Turning shoes are a popular item for a number of dance styles. They elongate the line of the leg and allow dancers to turn on a variety of flooring types. In this post, we’ll go in-depth about how the turners work and what you can expect out of a turning shoe.
Types of Turning Shoes
As the name implies, there’s only a sole under the front half of the foot, leaving the heel exposed. Adjustable elastics stretch around the back of the ankle and over the arch of the foot to keep the shoe in place. The Angelo Luzio Twyla II turning shoe is an excellent example of a half-sole turning shoe.
The Capezio FootUndeez are small turning shoes that look like little underwear for your feet (hence the name). These shoes only fit around the ball of the foot and are typically made from a Nylon Lycra Spandex blend with patented Exo Armor duet sole patches along the bottom. They feature one opening for the big toe, and second opening for the rest of the toes - almost like a flip flop.
Dance Paws are similar to FootUndeez in that they only cover the ball of the foot, but instead of having two openings for all of the toes, they have individual openings for each toe. With a powermesh spandex upper and a suede leather pad on the bottom, Dance Paws offer a sturdy shoe to turn on.
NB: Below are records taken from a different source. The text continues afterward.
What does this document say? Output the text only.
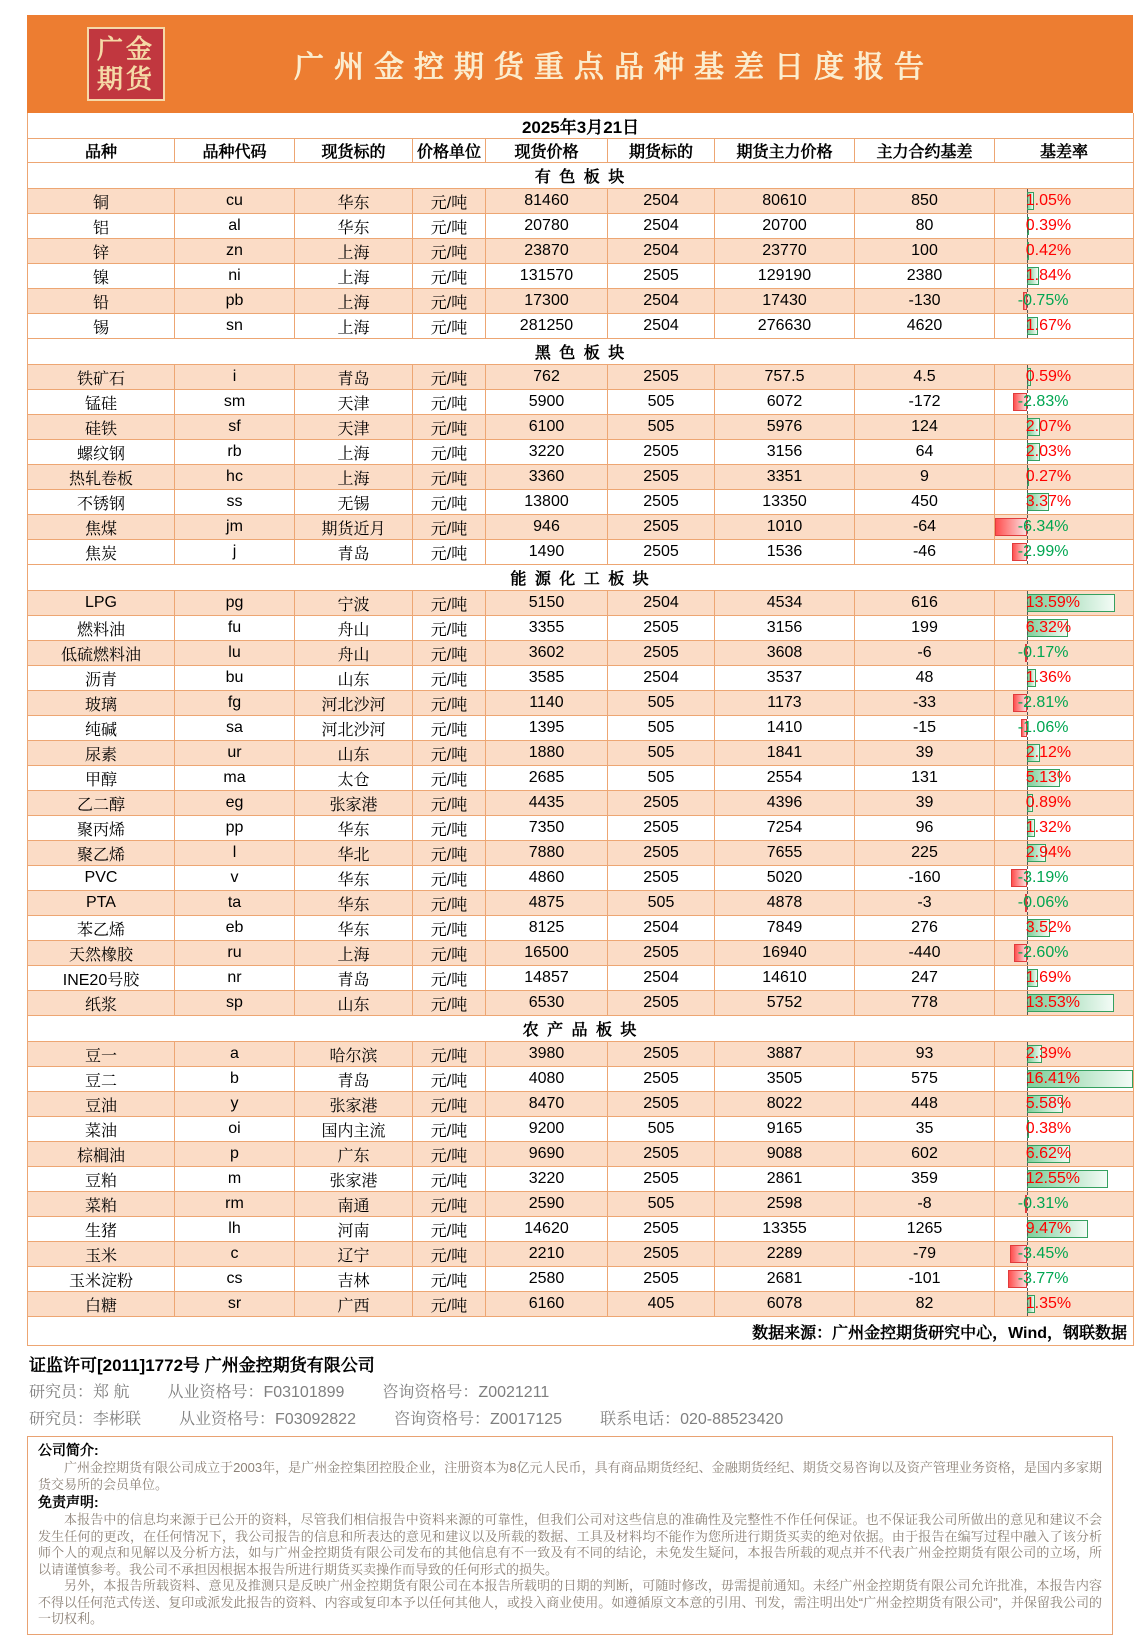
广金
期货	广州金控期货重点品种基差日度报告
2025年3月21日								
品种	品种代码	现货标的	价格单位	现货价格	期货标的	期货主力价格	主力合约基差	基差率
有 色 板 块								
铜	cu	华东	元/吨	81460	2504	80610	850	1.05%

铝	al	华东	元/吨	20780	2504	20700	80	0.39%

锌	zn	上海	元/吨	23870	2504	23770	100	0.42%

镍	ni	上海	元/吨	131570	2505	129190	2380	1.84%

铅	pb	上海	元/吨	17300	2504	17430	-130	-0.75%

锡	sn	上海	元/吨	281250	2504	276630	4620	1.67%

黑 色 板 块								
铁矿石	i	青岛	元/吨	762	2505	757.5	4.5	0.59%

锰硅	sm	天津	元/吨	5900	505	6072	-172	-2.83%

硅铁	sf	天津	元/吨	6100	505	5976	124	2.07%

螺纹钢	rb	上海	元/吨	3220	2505	3156	64	2.03%

热轧卷板	hc	上海	元/吨	3360	2505	3351	9	0.27%

不锈钢	ss	无锡	元/吨	13800	2505	13350	450	3.37%

焦煤	jm	期货近月	元/吨	946	2505	1010	-64	-6.34%

焦炭	j	青岛	元/吨	1490	2505	1536	-46	-2.99%

能 源 化 工 板 块								
LPG	pg	宁波	元/吨	5150	2504	4534	616	13.59%

燃料油	fu	舟山	元/吨	3355	2505	3156	199	6.32%

低硫燃料油	lu	舟山	元/吨	3602	2505	3608	-6	-0.17%

沥青	bu	山东	元/吨	3585	2504	3537	48	1.36%

玻璃	fg	河北沙河	元/吨	1140	505	1173	-33	-2.81%

纯碱	sa	河北沙河	元/吨	1395	505	1410	-15	-1.06%

尿素	ur	山东	元/吨	1880	505	1841	39	2.12%

甲醇	ma	太仓	元/吨	2685	505	2554	131	5.13%

乙二醇	eg	张家港	元/吨	4435	2505	4396	39	0.89%

聚丙烯	pp	华东	元/吨	7350	2505	7254	96	1.32%

聚乙烯	l	华北	元/吨	7880	2505	7655	225	2.94%

PVC	v	华东	元/吨	4860	2505	5020	-160	-3.19%

PTA	ta	华东	元/吨	4875	505	4878	-3	-0.06%

苯乙烯	eb	华东	元/吨	8125	2504	7849	276	3.52%

天然橡胶	ru	上海	元/吨	16500	2505	16940	-440	-2.60%

INE20号胶	nr	青岛	元/吨	14857	2504	14610	247	1.69%

纸浆	sp	山东	元/吨	6530	2505	5752	778	13.53%

农 产 品 板 块								
豆一	a	哈尔滨	元/吨	3980	2505	3887	93	2.39%

豆二	b	青岛	元/吨	4080	2505	3505	575	16.41%

豆油	y	张家港	元/吨	8470	2505	8022	448	5.58%

菜油	oi	国内主流	元/吨	9200	505	9165	35	0.38%

棕榈油	p	广东	元/吨	9690	2505	9088	602	6.62%

豆粕	m	张家港	元/吨	3220	2505	2861	359	12.55%

菜粕	rm	南通	元/吨	2590	505	2598	-8	-0.31%

生猪	lh	河南	元/吨	14620	2505	13355	1265	9.47%

玉米	c	辽宁	元/吨	2210	2505	2289	-79	-3.45%

玉米淀粉	cs	吉林	元/吨	2580	2505	2681	-101	-3.77%

白糖	sr	广西	元/吨	6160	405	6078	82	1.35%

数据来源：广州金控期货研究中心，Wind，钢联数据								
证监许可[2011]1772号 广州金控期货有限公司
研究员：郑 航 从业资格号：F03101899 咨询资格号：Z0021211
研究员：李彬联 从业资格号：F03092822 咨询资格号：Z0017125 联系电话：020-88523420
公司简介:

广州金控期货有限公司成立于2003年，是广州金控集团控股企业，注册资本为8亿元人民币，具有商品期货经纪、金融期货经纪、期货交易咨询以及资产管理业务资格，是国内多家期货交易所的会员单位。

免责声明:

本报告中的信息均来源于已公开的资料，尽管我们相信报告中资料来源的可靠性，但我们公司对这些信息的准确性及完整性不作任何保证。也不保证我公司所做出的意见和建议不会发生任何的更改，在任何情况下，我公司报告的信息和所表达的意见和建议以及所载的数据、工具及材料均不能作为您所进行期货买卖的绝对依据。由于报告在编写过程中融入了该分析师个人的观点和见解以及分析方法，如与广州金控期货有限公司发布的其他信息有不一致及有不同的结论，未免发生疑问，本报告所载的观点并不代表广州金控期货有限公司的立场，所以请谨慎参考。我公司不承担因根据本报告所进行期货买卖操作而导致的任何形式的损失。

另外，本报告所载资料、意见及推测只是反映广州金控期货有限公司在本报告所载明的日期的判断，可随时修改，毋需提前通知。未经广州金控期货有限公司允许批准，本报告内容不得以任何范式传送、复印或派发此报告的资料、内容或复印本予以任何其他人，或投入商业使用。如遵循原文本意的引用、刊发，需注明出处“广州金控期货有限公司”，并保留我公司的一切权利。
How Long do Turning Shoes Last?
The amount of wear you can get out of a turning shoe depends on how often you dance in them, what type of floor you dance on, and how gently you treat them in general. If you wear them twice a week on proper dance flooring and treat them well, the approximate life spans of turning shoes are as follows:
Half-Sole Leather 6 Months, Canvas 6 Months
Capezio FootUndeez 4 Months
Dance Paws 9 Months
What Kind of Wear & Tear is Normal for a Turning Shoe?
Leather: These will stretch and usually wear through the pleated leather under the toes first. These shoes become marked up across the top if the dancer’s dragging their foot across the floor.
Canvas: These don’t stretch and will usually wear holes through the toes first.
The pads under the foot usually wear through first (often the stitching becomes loose around the pad after extended use).
The toe holes of Dance Paws typically stretch out after time and the pads under the ball of the foot can be worn through after extended use.